Un allestimento come questo per funzionare ha bisogno di ottimi interpreti ma soprattutto di una protagonista di non comuni capacità attoriali oltre che, va da sé, vocali. Già nella Kat’a Kabanová vista a Salisburgo nella scorsa estate, Corinne Winters quelle capacità le aveva mostrate in un allestimento che faceva leva essenzialmente sulla fisicità dei suoi interpreti. Quelle qualità le conferma anche in questa Butterfly alla quale presta il fisico minuto e fragile solo all’apparenza e la voce, non enorme, ma capace di dare verità a quel grande ruolo tragico per uno scandaglio psicologico di grande intensità.

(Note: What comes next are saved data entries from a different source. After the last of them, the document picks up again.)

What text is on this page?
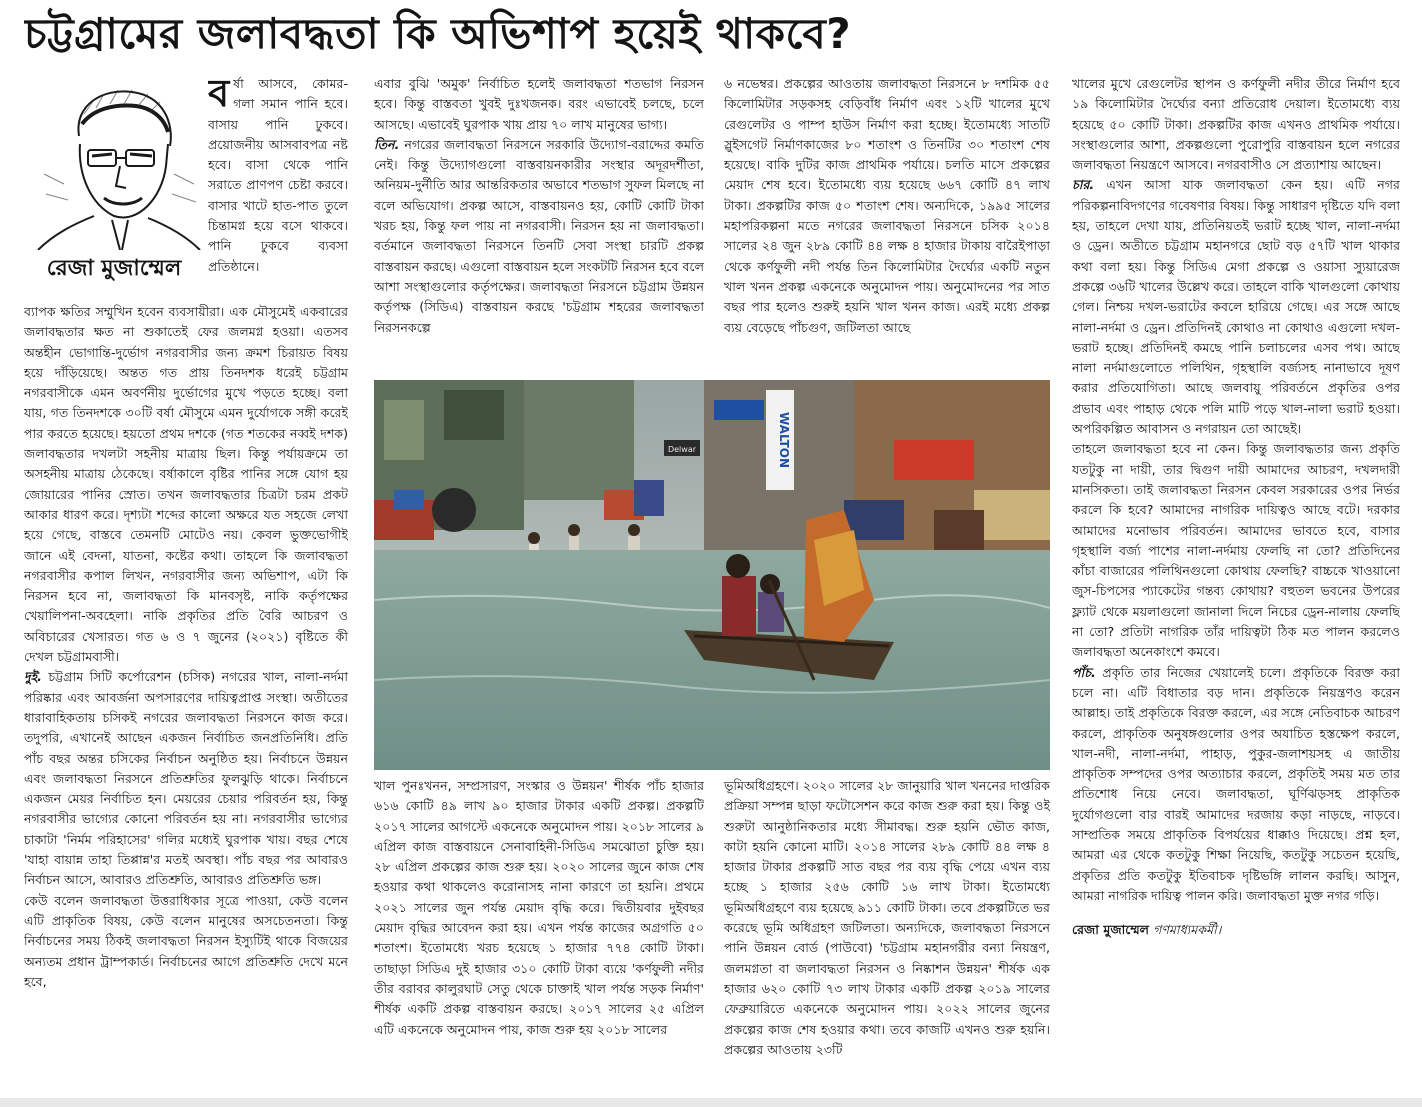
চট্টগ্রামের জলাবদ্ধতা কি অভিশাপ হয়েই থাকবে?
রেজা মুজাম্মেল

বর্ষা আসবে, কোমর-গলা সমান পানি হবে। বাসায় পানি ঢুকবে। প্রয়োজনীয় আসবাবপত্র নষ্ট হবে। বাসা থেকে পানি সরাতে প্রাণপণ চেষ্টা করবে। বাসার খাটে হাত-পাত তুলে চিন্তামগ্ন হয়ে বসে থাকবে। পানি ঢুকবে ব্যবসা প্রতিষ্ঠানে।

ব্যাপক ক্ষতির সম্মুখিন হবেন ব্যবসায়ীরা। এক মৌসুমেই একবারের জলাবদ্ধতার ক্ষত না শুকাতেই ফের জলমগ্ন হওয়া। এতসব অন্তহীন ভোগান্তি-দুর্ভোগ নগরবাসীর জন্য ক্রমশ চিরায়ত বিষয় হয়ে দাঁড়িয়েছে। অন্তত গত প্রায় তিনদশক ধরেই চট্টগ্রাম নগরবাসীকে এমন অবর্ণনীয় দুর্ভোগের মুখে পড়তে হচ্ছে। বলা যায়, গত তিনদশকে ৩০টি বর্ষা মৌসুমে এমন দুর্যোগকে সঙ্গী করেই পার করতে হয়েছে। হয়তো প্রথম দশকে (গত শতকের নব্বই দশক) জলাবদ্ধতার দখলটা সহনীয় মাত্রায় ছিল। কিন্তু পর্যায়ক্রমে তা অসহনীয় মাত্রায় ঠেকেছে। বর্ষাকালে বৃষ্টির পানির সঙ্গে যোগ হয় জোয়ারের পানির স্রোত। তখন জলাবদ্ধতার চিত্রটা চরম প্রকট আকার ধারণ করে। দৃশ্যটা শব্দের কালো অক্ষরে যত সহজে লেখা হয়ে গেছে, বাস্তবে তেমনটি মোটেও নয়। কেবল ভুক্তভোগীই জানে এই বেদনা, যাতনা, কষ্টের কথা। তাহলে কি জলাবদ্ধতা নগরবাসীর কপাল লিখন, নগরবাসীর জন্য অভিশাপ, এটা কি নিরসন হবে না, জলাবদ্ধতা কি মানবসৃষ্ট, নাকি কর্তৃপক্ষের খেয়ালিপনা-অবহেলা। নাকি প্রকৃতির প্রতি বৈরি আচরণ ও অবিচারের খেসারত। গত ৬ ও ৭ জুনের (২০২১) বৃষ্টিতে কী দেখল চট্টগ্রামবাসী।

দুই. চট্টগ্রাম সিটি কর্পোরেশন (চসিক) নগরের খাল, নালা-নর্দমা পরিষ্কার এবং আবর্জনা অপসারণের দায়িত্বপ্রাপ্ত সংস্থা। অতীতের ধারাবাহিকতায় চসিকই নগরের জলাবদ্ধতা নিরসনে কাজ করে। তদুপরি, এখানেই আছেন একজন নির্বাচিত জনপ্রতিনিধি। প্রতি পাঁচ বছর অন্তর চসিকের নির্বাচন অনুষ্ঠিত হয়। নির্বাচনে উন্নয়ন এবং জলাবদ্ধতা নিরসনে প্রতিশ্রুতির ফুলঝুড়ি থাকে। নির্বাচনে একজন মেয়র নির্বাচিত হন। মেয়রের চেয়ার পরিবর্তন হয়, কিন্তু নগরবাসীর ভাগ্যের কোনো পরিবর্তন হয় না। নগরবাসীর ভাগ্যের চাকাটা 'নির্মম পরিহাসের' গলির মধ্যেই ঘুরপাক খায়। বছর শেষে 'যাহা বায়ান্ন তাহা তিপ্পান্ন'র মতই অবস্থা। পাঁচ বছর পর আবারও নির্বাচন আসে, আবারও প্রতিশ্রুতি, আবারও প্রতিশ্রুতি ভঙ্গ।

কেউ বলেন জলাবদ্ধতা উত্তরাধিকার সূত্রে পাওয়া, কেউ বলেন এটি প্রাকৃতিক বিষয়, কেউ বলেন মানুষের অসচেতনতা। কিন্তু নির্বাচনের সময় ঠিকই জলাবদ্ধতা নিরসন ইস্যুটিই থাকে বিজয়ের অন্যতম প্রধান ট্রাম্পকার্ড। নির্বাচনের আগে প্রতিশ্রুতি দেখে মনে হবে,

এবার বুঝি 'অমুক' নির্বাচিত হলেই জলাবদ্ধতা শতভাগ নিরসন হবে। কিন্তু বাস্তবতা খুবই দুঃখজনক। বরং এভাবেই চলছে, চলে আসছে। এভাবেই ঘুরপাক খায় প্রায় ৭০ লাখ মানুষের ভাগ্য।

তিন. নগরের জলাবদ্ধতা নিরসনে সরকারি উদ্যোগ-বরাদ্দের কমতি নেই। কিন্তু উদ্যোগগুলো বাস্তবায়নকারীর সংস্থার অদূরদর্শীতা, অনিয়ম-দুর্নীতি আর আন্তরিকতার অভাবে শতভাগ সুফল মিলছে না বলে অভিযোগ। প্রকল্প আসে, বাস্তবায়নও হয়, কোটি কোটি টাকা খরচ হয়, কিন্তু ফল পায় না নগরবাসী। নিরসন হয় না জলাবদ্ধতা। বর্তমানে জলাবদ্ধতা নিরসনে তিনটি সেবা সংস্থা চারটি প্রকল্প বাস্তবায়ন করছে। এগুলো বাস্তবায়ন হলে সংকটটি নিরসন হবে বলে আশা সংস্থাগুলোর কর্তৃপক্ষের। জলাবদ্ধতা নিরসনে চট্টগ্রাম উন্নয়ন কর্তৃপক্ষ (সিডিএ) বাস্তবায়ন করছে 'চট্টগ্রাম শহরের জলাবদ্ধতা নিরসনকল্পে

৬ নভেম্বর। প্রকল্পের আওতায় জলাবদ্ধতা নিরসনে ৮ দশমিক ৫৫ কিলোমিটার সড়কসহ বেড়িবাঁধ নির্মাণ এবং ১২টি খালের মুখে রেগুলেটর ও পাম্প হাউস নির্মাণ করা হচ্ছে। ইতোমধ্যে সাতটি স্লুইসগেট নির্মাণকাজের ৮০ শতাংশ ও তিনটির ৩০ শতাংশ শেষ হয়েছে। বাকি দুটির কাজ প্রাথমিক পর্যায়ে। চলতি মাসে প্রকল্পের মেয়াদ শেষ হবে। ইতোমধ্যে ব্যয় হয়েছে ৬৬৭ কোটি ৪৭ লাখ টাকা। প্রকল্পটির কাজ ৫০ শতাংশ শেষ। অন্যদিকে, ১৯৯৫ সালের মহাপরিকল্পনা মতে নগরের জলাবদ্ধতা নিরসনে চসিক ২০১৪ সালের ২৪ জুন ২৮৯ কোটি ৪৪ লক্ষ ৪ হাজার টাকায় বারৈইপাড়া থেকে কর্ণফুলী নদী পর্যন্ত তিন কিলোমিটার দৈর্ঘ্যের একটি নতুন খাল খনন প্রকল্প একনেকে অনুমোদন পায়। অনুমোদনের পর সাত বছর পার হলেও শুরুই হয়নি খাল খনন কাজ। এরই মধ্যে প্রকল্প ব্যয় বেড়েছে পাঁচগুণ, জটিলতা আছে

WALTON
Delwar

খাল পুনঃখনন, সম্প্রসারণ, সংস্কার ও উন্নয়ন' শীর্ষক পাঁচ হাজার ৬১৬ কোটি ৪৯ লাখ ৯০ হাজার টাকার একটি প্রকল্প। প্রকল্পটি ২০১৭ সালের আগস্টে একনেকে অনুমোদন পায়। ২০১৮ সালের ৯ এপ্রিল কাজ বাস্তবায়নে সেনাবাহিনী-সিডিএ সমঝোতা চুক্তি হয়। ২৮ এপ্রিল প্রকল্পের কাজ শুরু হয়। ২০২০ সালের জুনে কাজ শেষ হওয়ার কথা থাকলেও করোনাসহ নানা কারণে তা হয়নি। প্রথমে ২০২১ সালের জুন পর্যন্ত মেয়াদ বৃদ্ধি করে। দ্বিতীয়বার দুইবছর মেয়াদ বৃদ্ধির আবেদন করা হয়। এখন পর্যন্ত কাজের অগ্রগতি ৫০ শতাংশ। ইতোমধ্যে খরচ হয়েছে ১ হাজার ৭৭৪ কোটি টাকা। তাছাড়া সিডিএ দুই হাজার ৩১০ কোটি টাকা ব্যয়ে 'কর্ণফুলী নদীর তীর বরাবর কালুরঘাট সেতু থেকে চাক্তাই খাল পর্যন্ত সড়ক নির্মাণ' শীর্ষক একটি প্রকল্প বাস্তবায়ন করছে। ২০১৭ সালের ২৫ এপ্রিল এটি একনেকে অনুমোদন পায়, কাজ শুরু হয় ২০১৮ সালের

ভূমিঅধিগ্রহণে। ২০২০ সালের ২৮ জানুয়ারি খাল খননের দাপ্তরিক প্রক্রিয়া সম্পন্ন ছাড়া ফটোসেশন করে কাজ শুরু করা হয়। কিন্তু ওই শুরুটা আনুষ্ঠানিকতার মধ্যে সীমাবদ্ধ। শুরু হয়নি ভৌত কাজ, কাটা হয়নি কোনো মাটি। ২০১৪ সালের ২৮৯ কোটি ৪৪ লক্ষ ৪ হাজার টাকার প্রকল্পটি সাত বছর পর ব্যয় বৃদ্ধি পেয়ে এখন ব্যয় হচ্ছে ১ হাজার ২৫৬ কোটি ১৬ লাখ টাকা। ইতোমধ্যে ভূমিঅধিগ্রহণে ব্যয় হয়েছে ৯১১ কোটি টাকা। তবে প্রকল্পটিতে ভর করেছে ভূমি অধিগ্রহণ জটিলতা। অন্যদিকে, জলাবদ্ধতা নিরসনে পানি উন্নয়ন বোর্ড (পাউবো) 'চট্টগ্রাম মহানগরীর বন্যা নিয়ন্ত্রণ, জলমগ্নতা বা জলাবদ্ধতা নিরসন ও নিষ্কাশন উন্নয়ন' শীর্ষক এক হাজার ৬২০ কোটি ৭৩ লাখ টাকার একটি প্রকল্প ২০১৯ সালের ফেব্রুয়ারিতে একনেকে অনুমোদন পায়। ২০২২ সালের জুনের প্রকল্পের কাজ শেষ হওয়ার কথা। তবে কাজটি এখনও শুরু হয়নি। প্রকল্পের আওতায় ২৩টি

খালের মুখে রেগুলেটর স্থাপন ও কর্ণফুলী নদীর তীরে নির্মাণ হবে ১৯ কিলোমিটার দৈর্ঘ্যের বন্যা প্রতিরোধ দেয়াল। ইতোমধ্যে ব্যয় হয়েছে ৫০ কোটি টাকা। প্রকল্পটির কাজ এখনও প্রাথমিক পর্যায়ে। সংস্থাগুলোর আশা, প্রকল্পগুলো পুরোপুরি বাস্তবায়ন হলে নগরের জলাবদ্ধতা নিয়ন্ত্রণে আসবে। নগরবাসীও সে প্রত্যাশায় আছেন।

চার. এখন আসা যাক জলাবদ্ধতা কেন হয়। এটি নগর পরিকল্পনাবিদগণের গবেষণার বিষয়। কিন্তু সাধারণ দৃষ্টিতে যদি বলা হয়, তাহলে দেখা যায়, প্রতিনিয়তই ভরাট হচ্ছে খাল, নালা-নর্দমা ও ড্রেন। অতীতে চট্টগ্রাম মহানগরে ছোট বড় ৫৭টি খাল থাকার কথা বলা হয়। কিন্তু সিডিএ মেগা প্রকল্পে ও ওয়াসা স্যুয়ারেজ প্রকল্পে ৩৬টি খালের উল্লেখ করে। তাহলে বাকি খালগুলো কোথায় গেল। নিশ্চয় দখল-ভরাটের কবলে হারিয়ে গেছে। এর সঙ্গে আছে নালা-নর্দমা ও ড্রেন। প্রতিদিনই কোথাও না কোথাও এগুলো দখল-ভরাট হচ্ছে। প্রতিদিনই কমছে পানি চলাচলের এসব পথ। আছে নালা নর্দমাগুলোতে পলিথিন, গৃহস্থালি বর্জ্যসহ নানাভাবে দূষণ করার প্রতিযোগিতা। আছে জলবায়ু পরিবর্তনে প্রকৃতির ওপর প্রভাব এবং পাহাড় থেকে পলি মাটি পড়ে খাল-নালা ভরাট হওয়া। অপরিকল্পিত আবাসন ও নগরায়ন তো আছেই।

তাহলে জলাবদ্ধতা হবে না কেন। কিন্তু জলাবদ্ধতার জন্য প্রকৃতি যতটুকু না দায়ী, তার দ্বিগুণ দায়ী আমাদের আচরণ, দখলদারী মানসিকতা। তাই জলাবদ্ধতা নিরসন কেবল সরকারের ওপর নির্ভর করলে কি হবে? আমাদের নাগরিক দায়িত্বও আছে বটে। দরকার আমাদের মনোভাব পরিবর্তন। আমাদের ভাবতে হবে, বাসার গৃহস্থালি বর্জ্য পাশের নালা-নর্দমায় ফেলছি না তো? প্রতিদিনের কাঁচা বাজারের পলিথিনগুলো কোথায় ফেলছি? বাচ্চকে খাওয়ানো জুস-চিপসের প্যাকেটের গন্তব্য কোথায়? বহুতল ভবনের উপরের ফ্ল্যাট থেকে ময়লাগুলো জানালা দিলে নিচের ড্রেন-নালায় ফেলছি না তো? প্রতিটা নাগরিক তাঁর দায়িত্বটা ঠিক মত পালন করলেও জলাবদ্ধতা অনেকাংশে কমবে।

পাঁচ. প্রকৃতি তার নিজের খেয়ালেই চলে। প্রকৃতিকে বিরক্ত করা চলে না। এটি বিধাতার বড় দান। প্রকৃতিকে নিয়ন্ত্রণও করেন আল্লাহ। তাই প্রকৃতিকে বিরক্ত করলে, এর সঙ্গে নেতিবাচক আচরণ করলে, প্রাকৃতিক অনুষঙ্গগুলোর ওপর অযাচিত হস্তক্ষেপ করলে, খাল-নদী, নালা-নর্দমা, পাহাড়, পুকুর-জলাশয়সহ এ জাতীয় প্রাকৃতিক সম্পদের ওপর অত্যাচার করলে, প্রকৃতিই সময় মত তার প্রতিশোধ নিয়ে নেবে। জলাবদ্ধতা, ঘূর্ণিঝড়সহ প্রাকৃতিক দুর্যোগগুলো বার বারই আমাদের দরজায় কড়া নাড়ছে, নাড়বে। সাম্প্রতিক সময়ে প্রাকৃতিক বিপর্যয়ের ধাক্কাও দিয়েছে। প্রশ্ন হল, আমরা এর থেকে কতটুকু শিক্ষা নিয়েছি, কতটুকু সচেতন হয়েছি, প্রকৃতির প্রতি কতটুকু ইতিবাচক দৃষ্টিভঙ্গি লালন করছি। আসুন, আমরা নাগরিক দায়িত্ব পালন করি। জলাবদ্ধতা মুক্ত নগর গড়ি।

রেজা মুজাম্মেল গণমাধ্যমকর্মী।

Molto riuscita la prova di Bianca Andrew, una Suzuki ben descritta nell’introversa ma sofferta partecipazione emotiva. Convincono meno invece Rodrigo Porras Garulo, che è un Pinkerton poco sfaccettato anche nel fraseggio piuttosto monotono e con troppe forzature negli acuti, mentre Liviu Holender, è uno Sharpless corretto ma piuttosto monocorde. Fra i ruoli minori, un rilievo particolare ha la figura del sensale Goro, qui ambiguo onnipresente mezzano procacciatore di donne e traffici loschi, che è un brillante Michael McCown.
Pier Giorgio Morandi guida con collaudato professionismo la macchina musicale della solida Frankfurter Opern- und Museumsorchester. Il suono è bello e pieno, anche se talvolta tende a sopraffare le voci sul palcoscenico.
Lo spettacolo funziona e la risposta del pubblico è calorosa, con molte ovazioni all’indirizzo della bravissima protagonista.